Fig. 4: Optogenetic activation of RAm Nts neurons drives high-fidelity, short-latency spikes in laryngeal and expiratory muscles.
From: A brainstem circuit for phonation and volume control in mice
a, Schematic of optogenetic stimulation with EMG recording. NtsCre mice were bilaterally injected with AAV-DIO-bReaChES into RAm. An optical fiber delivered yellow laser light into RAm while EMG was simultaneously recorded from laryngeal (CT) and expiratory (EO) muscles and airflow by a spirometer. b, Airflow trace (top), integrated amplitude EMG trace for CT (middle) and EO (bottom) during optogenetic stimulation of RAm Nts neurons (yellow bar, 10 Hz). Note rhythmic inspiratory activity of CT muscle and lack of EO activity during eupneic (normal) breathing before stimulus and then increases in CT and EO EMG activity during optogenetic stimulation, followed by gradual return to pre-stimulation breathing and EMG patterns. c, Quantification of integrated EMG amplitude (amp.) fold change (FC) from pre-stimulation period for CT (top) and EO (bottom) muscles during 0-Hz, 10-Hz, 20-Hz and 30-Hz optogenetic stimulation (n = 3 mice). Note progressive increase in EMG amplitude of both muscles with increasing stimulation frequency.
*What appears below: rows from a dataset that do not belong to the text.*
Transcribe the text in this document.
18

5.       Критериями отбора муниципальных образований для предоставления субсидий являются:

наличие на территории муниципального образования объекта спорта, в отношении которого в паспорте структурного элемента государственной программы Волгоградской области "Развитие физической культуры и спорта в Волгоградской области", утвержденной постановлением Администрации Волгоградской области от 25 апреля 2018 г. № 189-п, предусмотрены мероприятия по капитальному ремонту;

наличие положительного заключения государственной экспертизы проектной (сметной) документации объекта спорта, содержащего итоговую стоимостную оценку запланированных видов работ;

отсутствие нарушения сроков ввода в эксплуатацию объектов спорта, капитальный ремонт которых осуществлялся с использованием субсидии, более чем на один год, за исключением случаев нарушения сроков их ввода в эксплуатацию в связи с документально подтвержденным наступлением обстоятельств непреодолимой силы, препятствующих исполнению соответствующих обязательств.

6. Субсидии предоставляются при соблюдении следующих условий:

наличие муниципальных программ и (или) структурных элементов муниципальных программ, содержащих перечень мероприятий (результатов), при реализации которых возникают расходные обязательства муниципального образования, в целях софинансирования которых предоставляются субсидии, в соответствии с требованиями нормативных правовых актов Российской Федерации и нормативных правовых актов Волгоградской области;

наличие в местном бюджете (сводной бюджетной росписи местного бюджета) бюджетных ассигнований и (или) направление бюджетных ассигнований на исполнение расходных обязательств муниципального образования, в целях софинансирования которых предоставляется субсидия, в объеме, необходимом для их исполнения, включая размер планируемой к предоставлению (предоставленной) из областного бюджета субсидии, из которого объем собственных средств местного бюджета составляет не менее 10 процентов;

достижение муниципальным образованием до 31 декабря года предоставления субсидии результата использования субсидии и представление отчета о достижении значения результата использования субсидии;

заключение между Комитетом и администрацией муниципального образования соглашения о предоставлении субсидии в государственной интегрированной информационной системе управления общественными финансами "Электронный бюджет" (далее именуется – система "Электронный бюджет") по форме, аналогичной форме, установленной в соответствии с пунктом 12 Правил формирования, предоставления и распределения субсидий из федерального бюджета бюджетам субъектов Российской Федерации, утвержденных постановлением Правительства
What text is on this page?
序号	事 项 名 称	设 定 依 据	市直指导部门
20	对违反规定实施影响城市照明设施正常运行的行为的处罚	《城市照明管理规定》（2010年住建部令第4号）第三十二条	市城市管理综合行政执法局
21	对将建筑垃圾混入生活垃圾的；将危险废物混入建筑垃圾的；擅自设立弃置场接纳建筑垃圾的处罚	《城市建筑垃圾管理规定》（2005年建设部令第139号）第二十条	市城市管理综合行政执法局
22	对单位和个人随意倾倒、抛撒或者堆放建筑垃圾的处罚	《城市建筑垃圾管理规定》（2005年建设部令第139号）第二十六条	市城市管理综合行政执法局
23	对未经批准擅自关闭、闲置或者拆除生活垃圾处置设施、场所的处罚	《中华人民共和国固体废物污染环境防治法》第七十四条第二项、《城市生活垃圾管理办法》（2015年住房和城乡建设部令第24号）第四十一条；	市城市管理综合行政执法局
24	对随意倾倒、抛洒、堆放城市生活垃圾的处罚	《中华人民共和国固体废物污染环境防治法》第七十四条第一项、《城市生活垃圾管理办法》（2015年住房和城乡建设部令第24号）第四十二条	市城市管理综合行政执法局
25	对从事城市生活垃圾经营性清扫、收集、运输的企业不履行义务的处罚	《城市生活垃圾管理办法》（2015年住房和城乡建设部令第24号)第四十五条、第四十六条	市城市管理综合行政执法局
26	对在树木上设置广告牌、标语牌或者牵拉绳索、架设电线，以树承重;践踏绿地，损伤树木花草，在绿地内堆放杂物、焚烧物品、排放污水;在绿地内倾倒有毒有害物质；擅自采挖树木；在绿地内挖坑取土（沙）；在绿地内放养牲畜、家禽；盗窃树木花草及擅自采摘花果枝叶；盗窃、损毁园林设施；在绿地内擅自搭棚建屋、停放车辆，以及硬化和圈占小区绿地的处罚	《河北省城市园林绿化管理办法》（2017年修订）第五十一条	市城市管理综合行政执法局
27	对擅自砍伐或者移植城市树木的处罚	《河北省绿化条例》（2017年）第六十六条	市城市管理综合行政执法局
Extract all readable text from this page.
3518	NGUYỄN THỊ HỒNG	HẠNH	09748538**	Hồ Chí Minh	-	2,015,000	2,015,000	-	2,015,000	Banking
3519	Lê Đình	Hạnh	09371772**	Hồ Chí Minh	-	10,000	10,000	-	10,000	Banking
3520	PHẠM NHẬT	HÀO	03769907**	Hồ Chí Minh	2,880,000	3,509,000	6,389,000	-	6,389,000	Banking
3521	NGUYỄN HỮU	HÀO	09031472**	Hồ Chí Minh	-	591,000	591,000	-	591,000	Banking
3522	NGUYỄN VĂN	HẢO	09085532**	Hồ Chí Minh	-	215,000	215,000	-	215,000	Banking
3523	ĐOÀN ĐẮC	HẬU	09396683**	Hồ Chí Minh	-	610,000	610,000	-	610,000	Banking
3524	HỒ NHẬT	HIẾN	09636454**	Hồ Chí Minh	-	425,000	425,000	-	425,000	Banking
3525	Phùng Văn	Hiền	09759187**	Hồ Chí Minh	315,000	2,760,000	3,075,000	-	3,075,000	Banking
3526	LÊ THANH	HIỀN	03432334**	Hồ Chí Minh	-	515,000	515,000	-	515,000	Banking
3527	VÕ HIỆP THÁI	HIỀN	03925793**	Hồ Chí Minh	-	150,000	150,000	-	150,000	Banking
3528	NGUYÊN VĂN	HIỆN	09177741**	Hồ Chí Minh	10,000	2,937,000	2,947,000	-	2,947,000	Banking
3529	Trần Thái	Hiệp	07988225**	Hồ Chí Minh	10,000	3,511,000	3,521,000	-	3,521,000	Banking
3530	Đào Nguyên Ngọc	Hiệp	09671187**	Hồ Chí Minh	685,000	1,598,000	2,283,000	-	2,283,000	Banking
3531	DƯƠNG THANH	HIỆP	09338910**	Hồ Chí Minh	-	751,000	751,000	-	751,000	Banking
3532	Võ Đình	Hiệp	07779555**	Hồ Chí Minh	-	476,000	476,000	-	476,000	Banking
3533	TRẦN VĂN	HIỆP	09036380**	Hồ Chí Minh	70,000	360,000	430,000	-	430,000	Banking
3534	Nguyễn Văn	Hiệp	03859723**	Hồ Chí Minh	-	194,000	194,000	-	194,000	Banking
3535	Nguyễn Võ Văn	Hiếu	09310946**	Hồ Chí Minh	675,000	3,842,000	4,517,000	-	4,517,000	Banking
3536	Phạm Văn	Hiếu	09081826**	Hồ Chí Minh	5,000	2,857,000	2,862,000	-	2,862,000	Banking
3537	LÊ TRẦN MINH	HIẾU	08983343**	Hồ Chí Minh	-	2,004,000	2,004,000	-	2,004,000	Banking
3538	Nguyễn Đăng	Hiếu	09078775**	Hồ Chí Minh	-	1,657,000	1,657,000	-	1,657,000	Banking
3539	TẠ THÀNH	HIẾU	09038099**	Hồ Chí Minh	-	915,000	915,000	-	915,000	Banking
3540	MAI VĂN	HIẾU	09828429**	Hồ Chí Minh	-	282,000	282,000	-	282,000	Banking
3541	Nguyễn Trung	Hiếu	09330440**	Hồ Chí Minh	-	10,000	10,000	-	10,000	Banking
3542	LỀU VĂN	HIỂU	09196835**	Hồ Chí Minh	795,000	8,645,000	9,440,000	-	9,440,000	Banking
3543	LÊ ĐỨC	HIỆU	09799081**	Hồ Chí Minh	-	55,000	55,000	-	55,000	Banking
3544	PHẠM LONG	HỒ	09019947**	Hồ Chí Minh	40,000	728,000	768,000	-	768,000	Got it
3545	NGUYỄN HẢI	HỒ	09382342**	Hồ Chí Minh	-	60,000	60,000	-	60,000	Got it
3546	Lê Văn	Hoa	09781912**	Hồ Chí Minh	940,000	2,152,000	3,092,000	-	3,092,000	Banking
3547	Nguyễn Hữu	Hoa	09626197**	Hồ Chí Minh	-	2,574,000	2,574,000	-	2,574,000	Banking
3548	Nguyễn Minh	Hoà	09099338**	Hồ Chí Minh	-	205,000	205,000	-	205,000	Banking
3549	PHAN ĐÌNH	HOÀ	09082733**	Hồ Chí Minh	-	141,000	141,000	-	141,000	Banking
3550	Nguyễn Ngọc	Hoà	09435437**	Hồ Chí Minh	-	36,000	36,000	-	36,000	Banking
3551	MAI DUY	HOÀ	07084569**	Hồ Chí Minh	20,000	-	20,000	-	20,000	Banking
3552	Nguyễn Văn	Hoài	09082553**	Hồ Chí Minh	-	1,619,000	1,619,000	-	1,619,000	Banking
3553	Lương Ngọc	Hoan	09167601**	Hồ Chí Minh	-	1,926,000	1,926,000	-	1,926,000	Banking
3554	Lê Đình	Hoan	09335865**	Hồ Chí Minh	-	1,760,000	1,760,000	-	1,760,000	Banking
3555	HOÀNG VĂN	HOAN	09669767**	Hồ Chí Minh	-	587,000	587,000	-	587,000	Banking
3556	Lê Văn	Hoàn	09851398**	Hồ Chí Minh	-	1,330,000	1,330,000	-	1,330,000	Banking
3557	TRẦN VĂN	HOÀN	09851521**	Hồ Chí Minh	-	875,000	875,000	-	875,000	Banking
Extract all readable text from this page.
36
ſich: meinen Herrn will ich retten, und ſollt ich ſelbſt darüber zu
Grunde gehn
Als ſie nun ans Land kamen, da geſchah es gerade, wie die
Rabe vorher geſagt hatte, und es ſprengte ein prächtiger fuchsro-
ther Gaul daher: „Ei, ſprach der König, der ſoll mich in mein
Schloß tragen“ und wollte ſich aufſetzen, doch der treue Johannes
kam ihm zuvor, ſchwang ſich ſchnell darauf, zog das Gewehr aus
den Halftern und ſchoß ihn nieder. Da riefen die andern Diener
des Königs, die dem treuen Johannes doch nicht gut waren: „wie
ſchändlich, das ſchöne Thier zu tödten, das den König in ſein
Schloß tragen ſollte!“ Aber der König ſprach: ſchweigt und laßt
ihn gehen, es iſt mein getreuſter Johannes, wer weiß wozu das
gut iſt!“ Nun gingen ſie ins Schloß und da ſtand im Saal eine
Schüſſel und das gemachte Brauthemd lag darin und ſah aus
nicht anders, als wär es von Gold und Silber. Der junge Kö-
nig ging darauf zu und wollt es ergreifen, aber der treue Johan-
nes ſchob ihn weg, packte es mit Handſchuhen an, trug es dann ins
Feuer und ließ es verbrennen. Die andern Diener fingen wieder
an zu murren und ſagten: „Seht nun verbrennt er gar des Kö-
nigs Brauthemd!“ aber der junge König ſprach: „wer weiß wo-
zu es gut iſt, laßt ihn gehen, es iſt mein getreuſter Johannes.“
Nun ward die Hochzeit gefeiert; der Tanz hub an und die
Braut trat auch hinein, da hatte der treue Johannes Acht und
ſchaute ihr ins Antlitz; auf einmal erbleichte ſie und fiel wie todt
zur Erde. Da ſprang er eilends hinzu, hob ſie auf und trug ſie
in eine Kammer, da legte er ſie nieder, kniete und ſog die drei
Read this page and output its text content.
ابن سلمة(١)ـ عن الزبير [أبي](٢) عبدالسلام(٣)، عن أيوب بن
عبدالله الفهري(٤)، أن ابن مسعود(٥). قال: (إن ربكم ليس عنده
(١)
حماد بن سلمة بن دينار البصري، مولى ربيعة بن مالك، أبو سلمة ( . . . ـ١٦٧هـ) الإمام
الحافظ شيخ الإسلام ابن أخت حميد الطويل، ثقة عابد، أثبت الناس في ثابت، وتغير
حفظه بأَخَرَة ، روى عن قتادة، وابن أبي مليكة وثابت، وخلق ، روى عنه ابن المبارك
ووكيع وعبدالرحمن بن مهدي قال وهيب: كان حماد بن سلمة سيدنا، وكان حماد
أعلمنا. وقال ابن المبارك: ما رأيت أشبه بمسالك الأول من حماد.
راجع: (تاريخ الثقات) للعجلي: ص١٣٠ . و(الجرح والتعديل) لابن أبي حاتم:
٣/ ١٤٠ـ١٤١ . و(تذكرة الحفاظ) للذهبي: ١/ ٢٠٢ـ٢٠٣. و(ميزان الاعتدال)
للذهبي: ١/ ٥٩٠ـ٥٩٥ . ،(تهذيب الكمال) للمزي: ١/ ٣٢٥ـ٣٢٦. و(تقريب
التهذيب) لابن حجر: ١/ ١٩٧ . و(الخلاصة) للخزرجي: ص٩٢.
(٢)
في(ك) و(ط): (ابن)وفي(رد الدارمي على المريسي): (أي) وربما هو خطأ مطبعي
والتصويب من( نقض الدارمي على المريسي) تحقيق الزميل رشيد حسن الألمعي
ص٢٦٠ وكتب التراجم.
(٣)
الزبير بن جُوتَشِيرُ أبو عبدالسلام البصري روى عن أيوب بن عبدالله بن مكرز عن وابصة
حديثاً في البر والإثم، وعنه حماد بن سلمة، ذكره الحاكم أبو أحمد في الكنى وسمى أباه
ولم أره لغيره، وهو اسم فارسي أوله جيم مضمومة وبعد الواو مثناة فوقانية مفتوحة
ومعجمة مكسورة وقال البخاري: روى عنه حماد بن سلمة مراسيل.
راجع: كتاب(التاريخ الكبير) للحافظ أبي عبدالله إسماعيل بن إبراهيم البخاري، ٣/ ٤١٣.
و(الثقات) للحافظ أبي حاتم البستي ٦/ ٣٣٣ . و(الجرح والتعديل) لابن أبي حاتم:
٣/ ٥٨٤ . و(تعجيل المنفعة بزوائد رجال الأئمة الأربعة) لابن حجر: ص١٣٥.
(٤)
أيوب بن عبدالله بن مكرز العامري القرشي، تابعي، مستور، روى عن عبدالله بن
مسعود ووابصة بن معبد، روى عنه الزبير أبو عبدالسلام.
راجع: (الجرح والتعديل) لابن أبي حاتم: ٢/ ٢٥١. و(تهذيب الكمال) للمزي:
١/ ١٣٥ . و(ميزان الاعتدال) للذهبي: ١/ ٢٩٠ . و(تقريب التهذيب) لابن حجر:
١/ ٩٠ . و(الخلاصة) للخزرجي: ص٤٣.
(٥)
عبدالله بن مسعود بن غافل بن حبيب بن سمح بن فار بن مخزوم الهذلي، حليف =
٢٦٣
CT: P = 0.0007 and EO: P = 0.008 by linear regression. d, Magnified traces from dashed boxed region in b during optogenetic stimulation pulses (yellow bars). Note short-latency, high-fidelity EMG spikes in both muscles after an optogenetic stimulation pulse but slightly longer latency of EO (~20 ms) versus CT (~8 ms) activation.